Tuesday, December 13, 2016

The O.C.: The Best Chrismukkah Ever (2003)

Until watching this, my impression of The O.C. was that it was some sort of 90210 rip-off. Actually, having never seen an episode of Beverly Hills 90210, that may still hold true. There's got to be a holiday episode of that show....

Sorry. Getting off track.

The point is, my impression of The O.C., a show I knew only through hazy memories of promo spots from the early 00's, was not a positive one. I'd have associated the series with soap opera melodrama. And that was certainly present in this, but there was also a large volume of comedy mixed in: much more than I'd have expected.

In short, it's more a dramedy than a soap opera. And I was pleasantly surprised by how funny the comedic bits were. Granted, they were nowhere near as funny as most of the dramatic bits, but that would have been a high bar to clear.

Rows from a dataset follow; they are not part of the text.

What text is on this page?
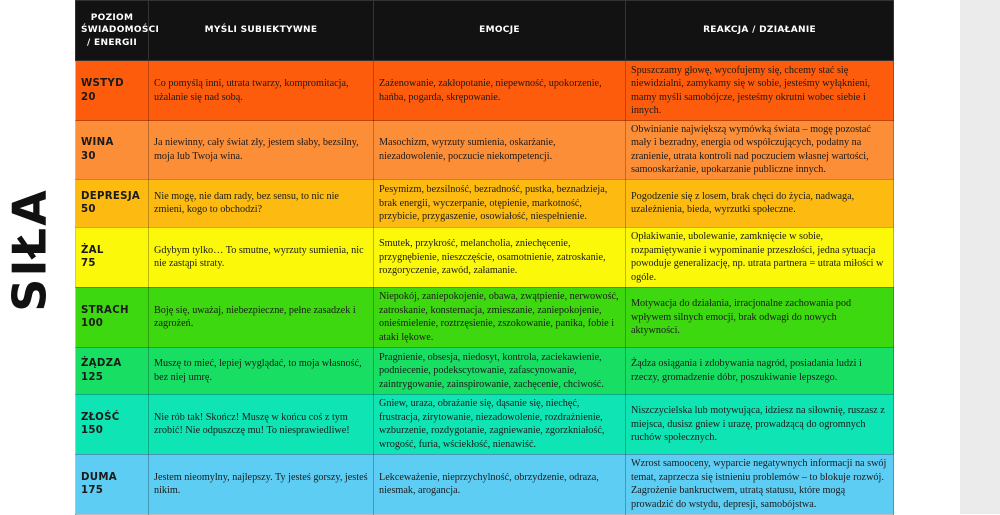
SIŁA
POZIOM ŚWIADOMOŚCI / ENERGII	MYŚLI SUBIEKTYWNE	EMOCJE	REAKCJA / DZIAŁANIE

WSTYD
20	Co pomyślą inni, utrata twarzy, kompromitacja, użalanie się nad sobą.	Zażenowanie, zakłopotanie, niepewność, upokorzenie, hańba, pogarda, skrępowanie.	Spuszczamy głowę, wycofujemy się, chcemy stać się niewidzialni, zamykamy się w sobie, jesteśmy wyłąknieni, mamy myśli samobójcze, jesteśmy okrutni wobec siebie i innych.

WINA
30	Ja niewinny, cały świat zły, jestem słaby, bezsilny, moja lub Twoja wina.	Masochizm, wyrzuty sumienia, oskarżanie, niezadowolenie, poczucie niekompetencji.	Obwinianie największą wymówką świata – mogę pozostać mały i bezradny, energia od współczujących, podatny na zranienie, utrata kontroli nad poczuciem własnej wartości, samooskarżanie, upokarzanie publiczne innych.

DEPRESJA
50	Nie mogę, nie dam rady, bez sensu, to nic nie zmieni, kogo to obchodzi?	Pesymizm, bezsilność, bezradność, pustka, beznadzieja, brak energii, wyczerpanie, otępienie, markotność, przybicie, przygaszenie, osowiałość, niespełnienie.	Pogodzenie się z losem, brak chęci do życia, nadwaga, uzależnienia, bieda, wyrzutki społeczne.

ŻAL
75	Gdybym tylko… To smutne, wyrzuty sumienia, nic nie zastąpi straty.	Smutek, przykrość, melancholia, zniechęcenie, przygnębienie, nieszczęście, osamotnienie, zatroskanie, rozgoryczenie, zawód, załamanie.	Opłakiwanie, ubolewanie, zamknięcie w sobie, rozpamiętywanie i wypominanie przeszłości, jedna sytuacja powoduje generalizację, np. utrata partnera = utrata miłości w ogóle.

STRACH
100	Boję się, uważaj, niebezpieczne, pełne zasadzek i zagrożeń.	Niepokój, zaniepokojenie, obawa, zwątpienie, nerwowość, zatroskanie, konsternacja, zmieszanie, zaniepokojenie, onieśmielenie, roztrzęsienie, zszokowanie, panika, fobie i ataki lękowe.	Motywacja do działania, irracjonalne zachowania pod wpływem silnych emocji, brak odwagi do nowych aktywności.

ŻĄDZA
125	Muszę to mieć, lepiej wyglądać, to moja własność, bez niej umrę.	Pragnienie, obsesja, niedosyt, kontrola, zaciekawienie, podniecenie, podekscytowanie, zafascynowanie, zaintrygowanie, zainspirowanie, zachęcenie, chciwość.	Żądza osiągania i zdobywania nagród, posiadania ludzi i rzeczy, gromadzenie dóbr, poszukiwanie lepszego.

ZŁOŚĆ
150	Nie rób tak! Skończ! Muszę w końcu coś z tym zrobić! Nie odpuszczę mu! To niesprawiedliwe!	Gniew, uraza, obrażanie się, dąsanie się, niechęć, frustracja, zirytowanie, niezadowolenie, rozdrażnienie, wzburzenie, rozdygotanie, zagniewanie, zgorzkniałość, wrogość, furia, wściekłość, nienawiść.	Niszczycielska lub motywująca, idziesz na siłownię, ruszasz z miejsca, dusisz gniew i urazę, prowadzącą do ogromnych ruchów społecznych.

DUMA
175	Jestem nieomylny, najlepszy. Ty jesteś gorszy, jesteś nikim.	Lekceważenie, nieprzychylność, obrzydzenie, odraza, niesmak, arogancja.	Wzrost samooceny, wyparcie negatywnych informacji na swój temat, zaprzecza się istnieniu problemów – to blokuje rozwój. Zagrożenie bankructwem, utratą statusu, które mogą prowadzić do wstydu, depresji, samobójstwa.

Apparently, one of the things this show's known for is popularizing the term "Chrismukkah" through a series of annual specials. In case it's not obvious from the term, Chrismukkah is a fusion of Hanukkah and Christmas.

In the show, it's the favorite time of the year for Seth, one of the series's main characters. Playing up the fusion of two great things theme, he has a pair of girls competing for his affections. He ignores the advice of his foster brother, Ryan, and tries to juggle the burgeoning relationships.

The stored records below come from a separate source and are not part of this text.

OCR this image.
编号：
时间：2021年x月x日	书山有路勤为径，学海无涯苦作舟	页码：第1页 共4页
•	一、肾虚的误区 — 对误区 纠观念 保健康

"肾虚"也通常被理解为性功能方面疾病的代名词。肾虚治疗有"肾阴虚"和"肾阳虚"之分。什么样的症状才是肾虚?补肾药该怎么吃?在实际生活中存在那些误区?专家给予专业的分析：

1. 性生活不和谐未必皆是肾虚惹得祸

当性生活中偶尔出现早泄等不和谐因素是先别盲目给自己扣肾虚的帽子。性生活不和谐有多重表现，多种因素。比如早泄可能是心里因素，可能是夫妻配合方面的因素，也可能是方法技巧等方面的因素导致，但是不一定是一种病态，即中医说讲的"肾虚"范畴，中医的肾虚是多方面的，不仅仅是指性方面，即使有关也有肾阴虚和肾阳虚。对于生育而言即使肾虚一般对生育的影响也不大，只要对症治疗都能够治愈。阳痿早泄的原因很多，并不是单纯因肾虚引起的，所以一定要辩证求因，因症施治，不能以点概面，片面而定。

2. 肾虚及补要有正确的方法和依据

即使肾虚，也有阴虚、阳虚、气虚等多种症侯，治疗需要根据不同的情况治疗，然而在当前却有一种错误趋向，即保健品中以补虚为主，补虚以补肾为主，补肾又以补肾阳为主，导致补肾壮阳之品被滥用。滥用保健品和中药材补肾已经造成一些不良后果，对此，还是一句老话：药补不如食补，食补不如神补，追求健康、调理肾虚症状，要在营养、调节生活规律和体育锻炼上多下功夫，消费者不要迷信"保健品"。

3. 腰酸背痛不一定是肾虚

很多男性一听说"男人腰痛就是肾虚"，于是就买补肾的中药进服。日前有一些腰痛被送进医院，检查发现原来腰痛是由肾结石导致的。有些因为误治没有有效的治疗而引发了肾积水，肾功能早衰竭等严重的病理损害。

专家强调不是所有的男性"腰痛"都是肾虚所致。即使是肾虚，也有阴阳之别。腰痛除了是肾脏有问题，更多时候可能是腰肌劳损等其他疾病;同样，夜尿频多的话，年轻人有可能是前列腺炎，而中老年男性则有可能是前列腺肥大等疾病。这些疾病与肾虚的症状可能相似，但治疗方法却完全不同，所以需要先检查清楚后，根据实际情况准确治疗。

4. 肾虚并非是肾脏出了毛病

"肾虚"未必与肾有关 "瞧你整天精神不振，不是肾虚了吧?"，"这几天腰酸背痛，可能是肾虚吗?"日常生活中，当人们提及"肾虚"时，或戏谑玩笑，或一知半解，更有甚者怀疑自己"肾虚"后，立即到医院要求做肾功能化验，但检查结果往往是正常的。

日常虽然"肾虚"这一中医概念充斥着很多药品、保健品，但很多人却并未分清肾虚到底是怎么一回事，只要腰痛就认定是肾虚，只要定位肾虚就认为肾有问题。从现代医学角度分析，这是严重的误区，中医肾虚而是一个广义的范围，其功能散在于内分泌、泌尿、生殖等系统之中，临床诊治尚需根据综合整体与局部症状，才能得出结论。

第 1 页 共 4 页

All of this is pretty awkward for most of the episode. The girls behave in a fairly cliche manner, trying to one-up and undermine each other, until the end, when they present Seth with their gifts. When they each see what the other did, they're simultaneously impressed with their rivals' initiative and embarrassed by their own behavior. A friendship is either saved or started, and - even before things officially dissolve with the self-obsessed Seth - it's clear he doesn't deserve either. An episode that started rank with misogynistic undertones delivers a fairly feminist resolution.

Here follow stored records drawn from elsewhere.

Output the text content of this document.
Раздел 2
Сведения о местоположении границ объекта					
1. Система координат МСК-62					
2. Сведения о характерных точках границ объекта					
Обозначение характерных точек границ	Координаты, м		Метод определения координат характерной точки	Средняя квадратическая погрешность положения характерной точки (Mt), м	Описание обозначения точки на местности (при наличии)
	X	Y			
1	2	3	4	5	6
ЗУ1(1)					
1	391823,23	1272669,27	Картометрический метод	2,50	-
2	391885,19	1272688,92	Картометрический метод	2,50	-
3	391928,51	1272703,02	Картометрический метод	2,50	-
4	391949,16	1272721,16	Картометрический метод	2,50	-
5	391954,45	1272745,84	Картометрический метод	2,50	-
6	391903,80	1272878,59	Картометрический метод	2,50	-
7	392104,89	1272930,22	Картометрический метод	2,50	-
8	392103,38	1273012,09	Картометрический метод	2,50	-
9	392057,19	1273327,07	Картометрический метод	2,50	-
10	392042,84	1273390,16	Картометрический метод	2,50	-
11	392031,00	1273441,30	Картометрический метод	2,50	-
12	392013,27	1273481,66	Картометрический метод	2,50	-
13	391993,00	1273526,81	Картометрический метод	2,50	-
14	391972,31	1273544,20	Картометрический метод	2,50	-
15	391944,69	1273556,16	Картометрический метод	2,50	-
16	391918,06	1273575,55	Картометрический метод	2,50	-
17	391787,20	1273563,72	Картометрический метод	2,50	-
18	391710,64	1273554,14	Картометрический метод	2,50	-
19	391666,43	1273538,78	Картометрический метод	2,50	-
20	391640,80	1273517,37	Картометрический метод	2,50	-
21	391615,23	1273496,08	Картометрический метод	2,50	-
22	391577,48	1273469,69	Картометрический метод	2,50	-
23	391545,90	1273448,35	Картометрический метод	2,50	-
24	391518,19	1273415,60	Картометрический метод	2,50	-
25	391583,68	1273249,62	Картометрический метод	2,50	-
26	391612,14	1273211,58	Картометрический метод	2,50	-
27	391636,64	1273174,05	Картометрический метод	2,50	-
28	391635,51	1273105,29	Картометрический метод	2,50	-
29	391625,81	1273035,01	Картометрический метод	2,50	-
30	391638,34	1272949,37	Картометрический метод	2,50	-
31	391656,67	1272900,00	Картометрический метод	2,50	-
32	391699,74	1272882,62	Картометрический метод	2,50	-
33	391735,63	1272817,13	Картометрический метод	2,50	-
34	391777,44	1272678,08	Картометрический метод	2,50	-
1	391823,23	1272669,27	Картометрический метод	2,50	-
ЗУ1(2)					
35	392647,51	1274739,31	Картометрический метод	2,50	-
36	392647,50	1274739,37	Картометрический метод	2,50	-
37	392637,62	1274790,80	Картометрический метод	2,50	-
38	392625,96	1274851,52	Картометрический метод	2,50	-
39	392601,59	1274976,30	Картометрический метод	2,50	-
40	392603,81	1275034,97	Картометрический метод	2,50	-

Of course, this leaves Seth alone. But that's okay - he can spend time with his family, who had their own B and C plots going on. Ryan's relationship troubles concerned a girlfriend with a drinking problem. This story line felt quite a bit more formulaic, not to mention judgmental. They did experience a Chrismukkah miracle late in the episode when a cop who'd pulled them over was called away seconds before he'd have discovered an open bottle of vodka.

Meanwhile, the parents had some sort of side adventure involving the mother's greedy father, who was engaged in an underhanded business deal with her husband. This ended happily enough when she stumbled across proof her father was illegally withholding information. There's a lot more here, but - honestly - I don't care enough to try and explain it.

The show had enough entertaining ideas and interesting characters to make it interesting, despite being focused on a group of people it's difficult to sympathize with, due to the fact they're pretty much all whiny rich people.

I don't think this qualifies as "must see," but it was okay to watch, despite being cringe-inducing at times. The resolution to the double-date scenario absolves this of a lot of sins, though.